Bunlar padişahla birlikte ava giderler ve av köpekleri tedarik ederlerdi. Sefer zamanı diğer yeniçerilerle birlikte savaşa giderlerdi. Bölüğün sorumlusuna sekbanbaşı denirdi.

3-Ağa bölükleri:

Bu bölük, Sultan II. Bayezid döneminde kuruldu. Bunlar altmış bir bölükten ibaret olup doğrudan Yeniçeri Ağası’na bağlıydılar. Mensupları yalnızca devşirmeler arasından seçilirdi. Sorumlularına bölükbaşı denilirdi.

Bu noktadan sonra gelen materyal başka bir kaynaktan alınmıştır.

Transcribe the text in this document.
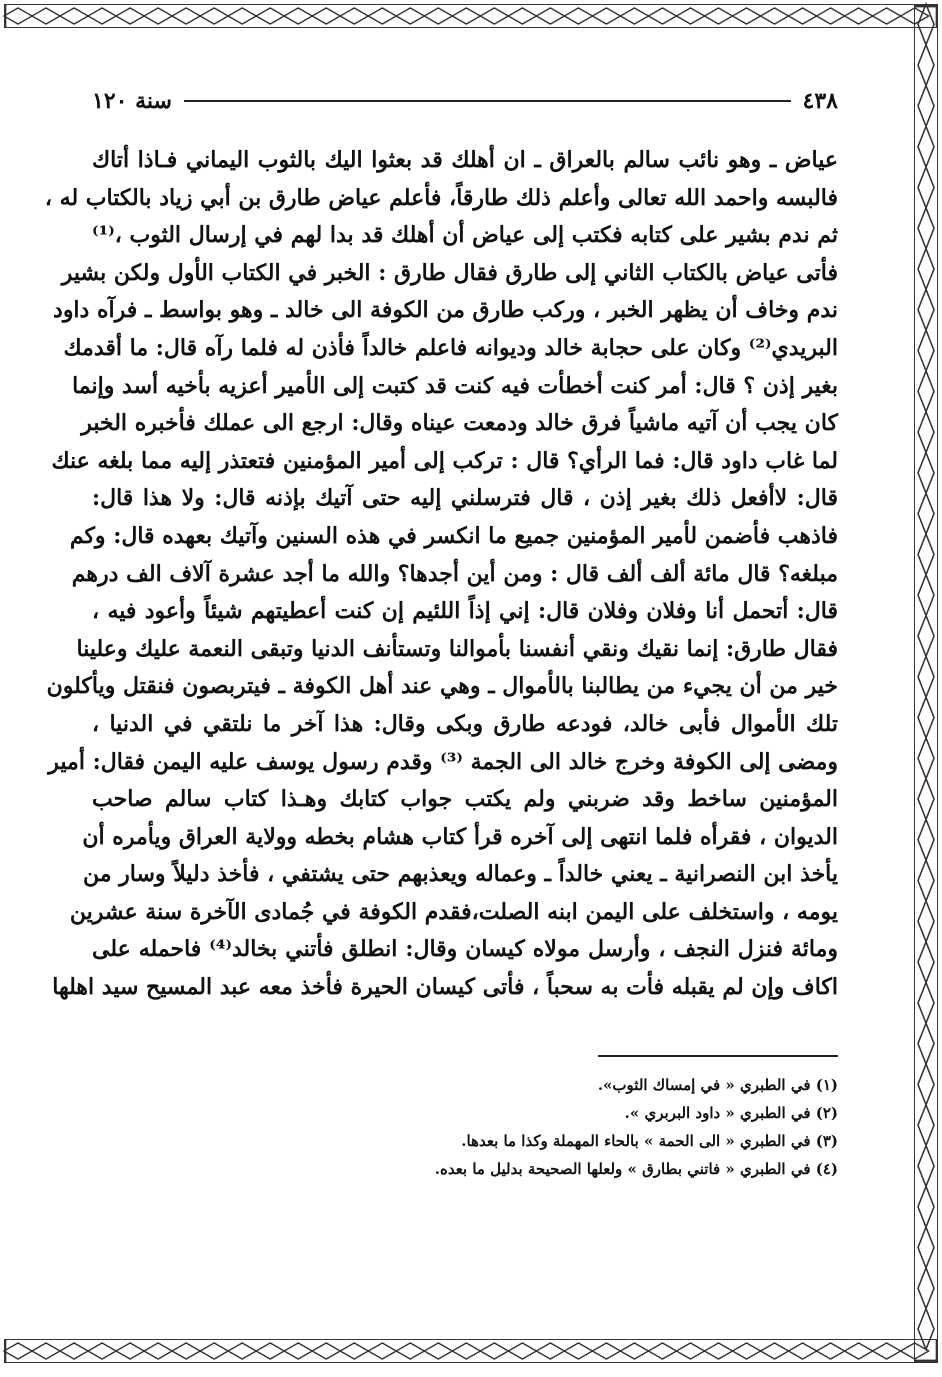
٤٣٨
سنة ١٢٠
عياض ـ وهو نائب سالم بالعراق ـ ان أهلك قد بعثوا اليك بالثوب اليماني فـاذا أتاك
فالبسه واحمد الله تعالى وأعلم ذلك طارقاً، فأعلم عياض طارق بن أبي زياد بالكتاب له ،
ثم ندم بشير على كتابه فكتب إلى عياض أن أهلك قد بدا لهم في إرسال الثوب ،⁽¹⁾
فأتى عياض بالكتاب الثاني إلى طارق فقال طارق : الخبر في الكتاب الأول ولكن بشير
ندم وخاف أن يظهر الخبر ، وركب طارق من الكوفة الى خالد ـ وهو بواسط ـ فرآه داود
البريدي⁽²⁾ وكان على حجابة خالد وديوانه فاعلم خالداً فأذن له فلما رآه قال: ما أقدمك
بغير إذن ؟ قال: أمر كنت أخطأت فيه كنت قد كتبت إلى الأمير أعزيه بأخيه أسد وإنما
كان يجب أن آتيه ماشياً فرق خالد ودمعت عيناه وقال: ارجع الى عملك فأخبره الخبر
لما غاب داود قال: فما الرأي؟ قال : تركب إلى أمير المؤمنين فتعتذر إليه مما بلغه عنك
قال: لاأفعل ذلك بغير إذن ، قال فترسلني إليه حتى آتيك بإذنه قال: ولا هذا قال:
فاذهب فأضمن لأمير المؤمنين جميع ما انكسر في هذه السنين وآتيك بعهده قال: وكم
مبلغه؟ قال مائة ألف ألف قال : ومن أين أجدها؟ والله ما أجد عشرة آلاف الف درهم
قال: أتحمل أنا وفلان وفلان قال: إني إذاً اللئيم إن كنت أعطيتهم شيئاً وأعود فيه ،
فقال طارق: إنما نقيك ونقي أنفسنا بأموالنا وتستأنف الدنيا وتبقى النعمة عليك وعلينا
خير من أن يجيء من يطالبنا بالأموال ـ وهي عند أهل الكوفة ـ فيتربصون فنقتل ويأكلون
تلك الأموال فأبى خالد، فودعه طارق وبكى وقال: هذا آخر ما نلتقي في الدنيا ،
ومضى إلى الكوفة وخرج خالد الى الجمة ⁽³⁾ وقدم رسول يوسف عليه اليمن فقال: أمير
المؤمنين ساخط وقد ضربني ولم يكتب جواب كتابك وهـذا كتاب سالم صاحب
الديوان ، فقرأه فلما انتهى إلى آخره قرأ كتاب هشام بخطه وولاية العراق ويأمره أن
يأخذ ابن النصرانية ـ يعني خالداً ـ وعماله ويعذبهم حتى يشتفي ، فأخذ دليلاً وسار من
يومه ، واستخلف على اليمن ابنه الصلت،فقدم الكوفة في جُمادى الآخرة سنة عشرين
ومائة فنزل النجف ، وأرسل مولاه كيسان وقال: انطلق فأتني بخالد⁽⁴⁾ فاحمله على
اكاف وإن لم يقبله فأت به سحباً ، فأتى كيسان الحيرة فأخذ معه عبد المسيح سيد اهلها
(١) في الطبري « في إمساك الثوب».
(٢) في الطبري « داود البربري ».
(٣) في الطبري « الى الحمة » بالحاء المهملة وكذا ما بعدها.
(٤) في الطبري « فاتني بطارق » ولعلها الصحيحة بدليل ما بعده.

Bölükler, kendi içerisinde sınıflara ayrılırdı. Bunların başlıcaları kethüda bölüğü, paşaodası bölüğü, kayıkçılar, asesbaşı bölüğü. İstanbul’daki bütün hapishaneler bu bölüğün sorumluluğundaydı.

Yeniçeri Ocağı’nın en büyük sorumlusu Yeniçeri Ağası’ydı. XVIII. yüzyıla kadar ocak dışından da tayin edilebilen ağalar, bu tarihten sonra ocaktan seçilmeye başlandı. Ağalar vezir derecesinde divan toplantılarına katılırlar ve Cuma namazında padişahın huzurunda bulunurlardı.

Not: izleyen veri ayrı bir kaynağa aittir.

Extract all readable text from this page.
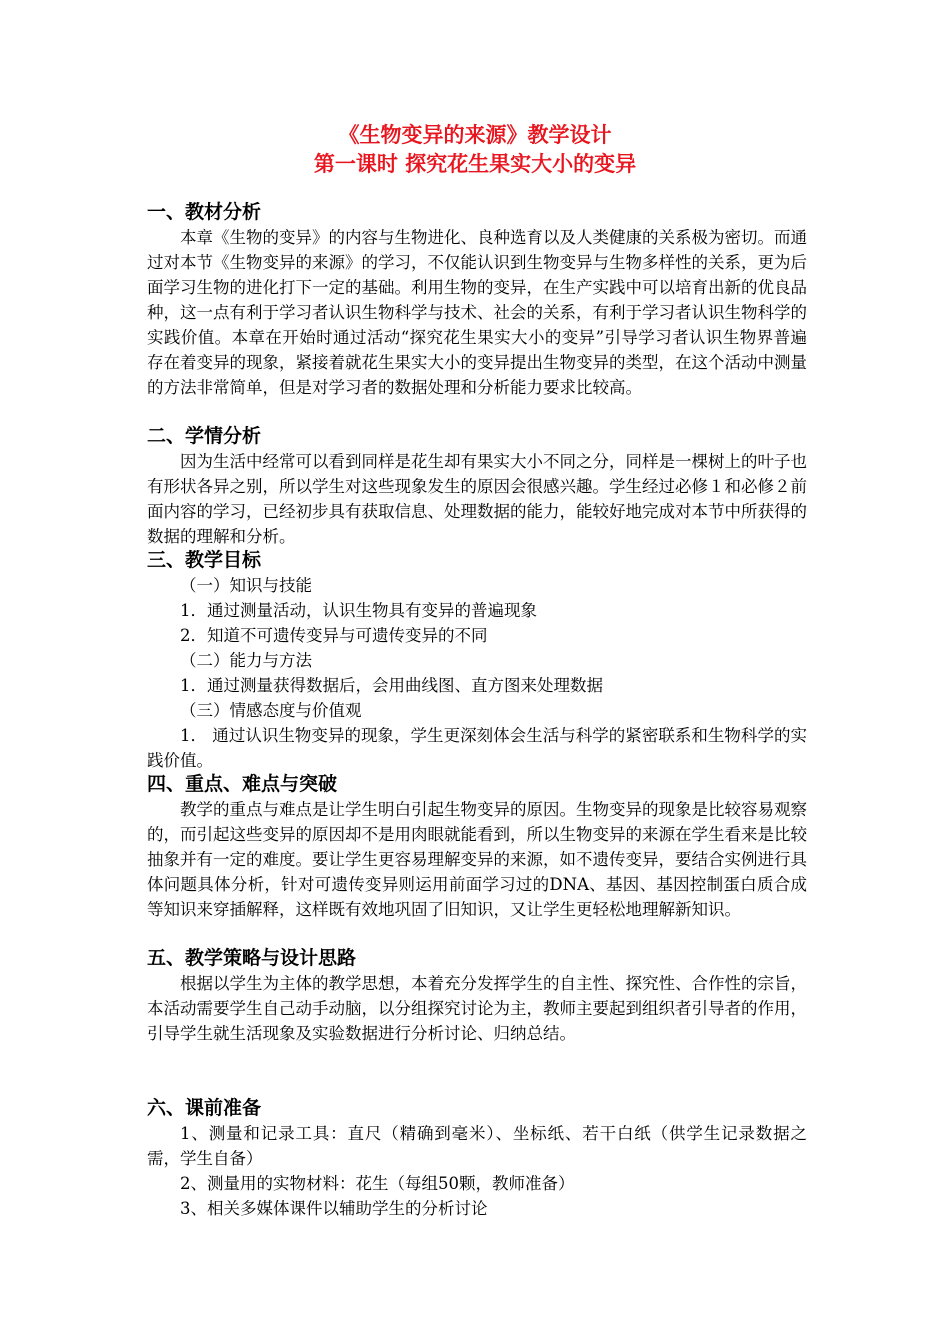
《生物变异的来源》教学设计
第一课时 探究花生果实大小的变异
一、教材分析

本章《生物的变异》的内容与生物进化、良种选育以及人类健康的关系极为密切。而通过对本节《生物变异的来源》的学习，不仅能认识到生物变异与生物多样性的关系，更为后面学习生物的进化打下一定的基础。利用生物的变异，在生产实践中可以培育出新的优良品种，这一点有利于学习者认识生物科学与技术、社会的关系，有利于学习者认识生物科学的实践价值。本章在开始时通过活动“探究花生果实大小的变异”引导学习者认识生物界普遍存在着变异的现象，紧接着就花生果实大小的变异提出生物变异的类型，在这个活动中测量的方法非常简单，但是对学习者的数据处理和分析能力要求比较高。

二、学情分析

因为生活中经常可以看到同样是花生却有果实大小不同之分，同样是一棵树上的叶子也有形状各异之别，所以学生对这些现象发生的原因会很感兴趣。学生经过必修１和必修２前面内容的学习，已经初步具有获取信息、处理数据的能力，能较好地完成对本节中所获得的数据的理解和分析。

三、教学目标
（一）知识与技能
1．通过测量活动，认识生物具有变异的普遍现象
2．知道不可遗传变异与可遗传变异的不同
（二）能力与方法
1．通过测量获得数据后，会用曲线图、直方图来处理数据
（三）情感态度与价值观

1． 通过认识生物变异的现象，学生更深刻体会生活与科学的紧密联系和生物科学的实践价值。

四、重点、难点与突破

教学的重点与难点是让学生明白引起生物变异的原因。生物变异的现象是比较容易观察的，而引起这些变异的原因却不是用肉眼就能看到，所以生物变异的来源在学生看来是比较抽象并有一定的难度。要让学生更容易理解变异的来源，如不遗传变异，要结合实例进行具体问题具体分析，针对可遗传变异则运用前面学习过的DNA、基因、基因控制蛋白质合成等知识来穿插解释，这样既有效地巩固了旧知识，又让学生更轻松地理解新知识。

五、教学策略与设计思路

根据以学生为主体的教学思想，本着充分发挥学生的自主性、探究性、合作性的宗旨，本活动需要学生自己动手动脑，以分组探究讨论为主，教师主要起到组织者引导者的作用，引导学生就生活现象及实验数据进行分析讨论、归纳总结。

六、课前准备

1、测量和记录工具：直尺（精确到毫米）、坐标纸、若干白纸（供学生记录数据之需，学生自备）

2、测量用的实物材料：花生（每组50颗，教师准备）
3、相关多媒体课件以辅助学生的分析讨论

Yeniçeriler Sultan III. Murad döneminden itibaren evlenmeye ve ticaretle uğraşmaya da başladılar. Ocak gün geçtikçe askerlik dışında işlerle uğraşmaya başlayarak eski ağırlığını kaybetti. Sonunda II. Mahmud tarafından 1826 yılında kapatıldı.